Hello is ubiquitous and has become a common greeting in many countries in the world. Even in Germany, it’s become an excepted greeting when meeting another person. However, the more traditional greetings are still expected when meeting someone for the first time or when entering a small place of business or a restaurant. It was not, however, used as greeting during the Regency. I researched all of Jane Austen’s books, did a search on Google Advanced Book Search and found no reference to it at all. Then looked it up in the Oxford English Dictionary OED).
According to the OED, hello as a term to get someone’s attention or register surprise has been used since around the 1820’s in North America. There are no British references.

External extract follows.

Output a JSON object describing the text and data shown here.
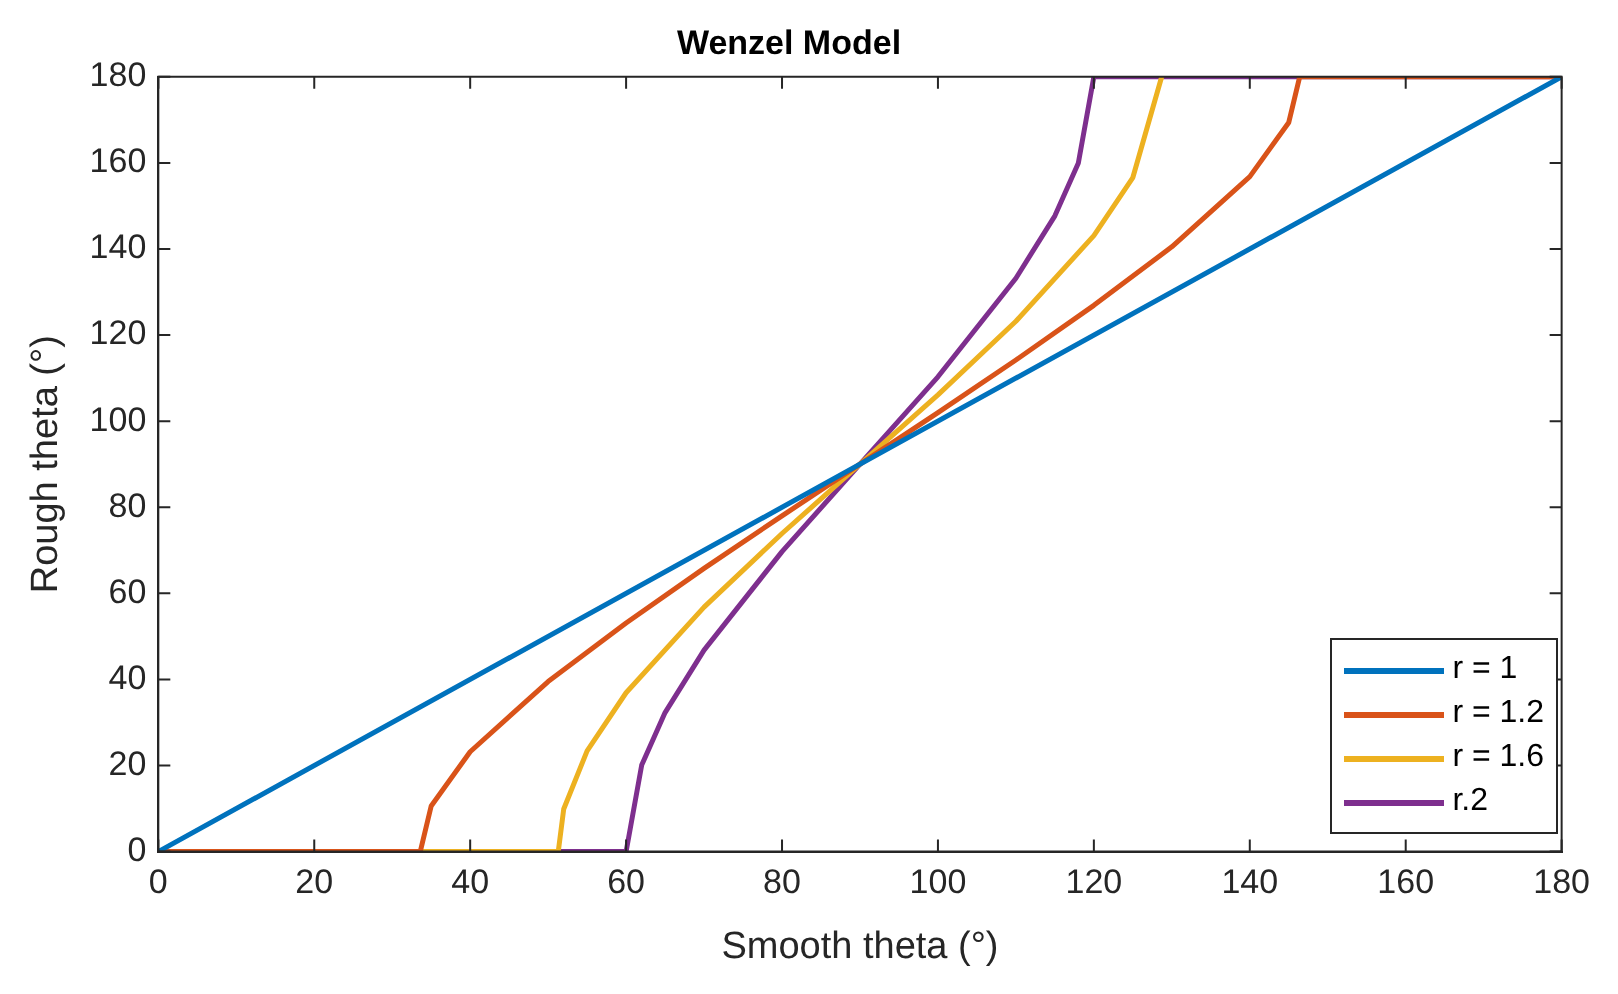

Hello as a greeting was first recorded in the US in the US Yankee Clipper in 1853.
It does not appear to have been in common use in Britain until around the 1920’s. The first recorded usage was by P. G. Wodehouse’s Money for Nothing iv. 76 ‘Hello, sweetie-pie,’ said Miss Molloy in 1928. Wodehouse, as some of you might know, was a widely read contemporary English writer. We generally believe that spoken usage preceded written usage by about ten years. That still does not take us back to the Regency.
So what did they say? They would have used the greetings we all used before “hello” wiggled it’s way into almost universal parlance. Good morning, good afternoon, good day, good evening. When meeting by chance, “well met” is fine.
Let me know what other greetings you think of.